There should be a little play there and it’s normal to hear the rattle when the clutch is out.
@ChuckfromTrueTech in the rehluse book. It says to check the rubber isolaters by hand . I did. There was no movement.. however I put the inner hub back on to the input shaft and then tried to move it .. yes that's when I found alot of play in those rubber bushings . Like 1/4 inch play . I ordered rekluse bushings . Next week I get to see if most of my rattle goes away ...

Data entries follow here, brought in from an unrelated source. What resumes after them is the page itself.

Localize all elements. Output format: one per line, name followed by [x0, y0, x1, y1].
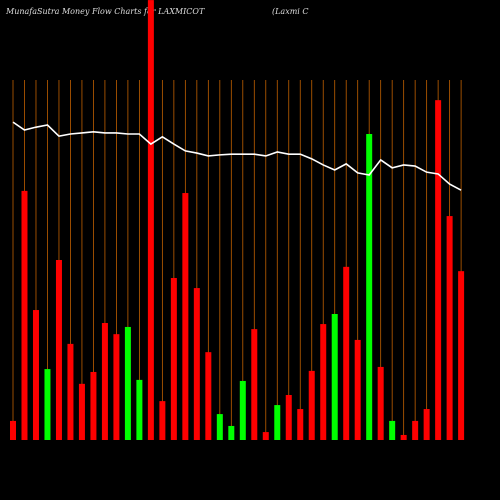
bar	[10, 420, 16, 440]
bar	[32, 310, 39, 440]
chart-title: MunafaSutra Money Flow Charts for LAXMIC…	[5, 7, 205, 16]
bar	[458, 271, 465, 440]
bar	[193, 288, 200, 440]
bar	[435, 100, 442, 440]
bar	[320, 324, 327, 440]
bar	[44, 369, 51, 440]
bar	[113, 334, 120, 440]
bar	[67, 343, 74, 440]
bar	[78, 383, 85, 440]
bar	[21, 190, 28, 440]
bar	[262, 432, 269, 440]
bar	[136, 379, 143, 440]
bar	[101, 323, 108, 440]
bar	[400, 434, 407, 440]
bar	[285, 395, 292, 440]
bar	[343, 266, 350, 440]
bar	[124, 326, 131, 440]
bar	[170, 278, 177, 440]
bar	[228, 425, 235, 440]
bar	[274, 405, 281, 440]
bar	[239, 380, 246, 440]
bar	[205, 352, 212, 440]
bar	[55, 260, 62, 440]
bar	[331, 314, 338, 440]
bar	[297, 409, 304, 440]
bar	[377, 366, 384, 440]
bar	[147, 0, 154, 441]
bar	[412, 420, 419, 440]
bar	[182, 193, 189, 440]
bar	[366, 134, 373, 440]
bar	[159, 401, 166, 440]
bar	[389, 420, 396, 440]
line	[12, 121, 462, 191]
chart-subtitle: (Laxmi C	[272, 7, 309, 16]
bar	[90, 371, 97, 440]
bar	[446, 216, 453, 440]
bar	[308, 370, 315, 440]
bar	[251, 329, 258, 440]
bar	[423, 409, 430, 440]
bar	[354, 339, 361, 440]
bar	[216, 414, 223, 440]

Hi, after watching your video I decided to do it myself ;) .. But ... after i put everything together the clutch is gone..I disassembled and reassembled everything from the beginning, but the problem remained. Any guesses as to what could be causing the problem?
The pressure plate is most likely hung up on the 6 pins that hold the steel plates in place.
Hey chuck, i just switched my clutch plates checked the basket groves and dampers, reverse bleeded and inspected the lower clutch cylinder and all look good. the bike still drag what could possibly be the reason ? exc 250 2t tpi
I don’t find reverse bleeding to work well, but I assume you’ve got good pressure at the lever? Do you have a 9 or 10 mm master? What oil are you running? Have you checked the clutch spring deflection as it shows in the manual?
@@ChuckfromTrueTech the lever have good pressure with minimum play, 10mm master, using motorex top speed 15/50 oil and theres no deflection.
when the bike is warm in 2nd gear i can barley push him backwards.
ty for your quick answer didnt expect that
@@Ftchoola Is this happening with the bike running or with the engine off?
@@ChuckfromTrueTech while running with good warm up.
but why clutch dumpers can cause clutch drag?
They allow the clutch to chatter, which causes jerking at low rpm.
That was pro. Great vid.
I looove wrenching on my bike, so I bought a KTM.
What are the symptoms?
Dragging & lurching at low RPM.
@@ChuckfromTrueTech like Jerky right? Sometimes i get a clutch slip and its not sp grippy anymore. I have new dampers now, should i put the adjustment on notch 3 for good measure? Its 501 2021 that has been clutch hed up to wheelie 1 million times since 21.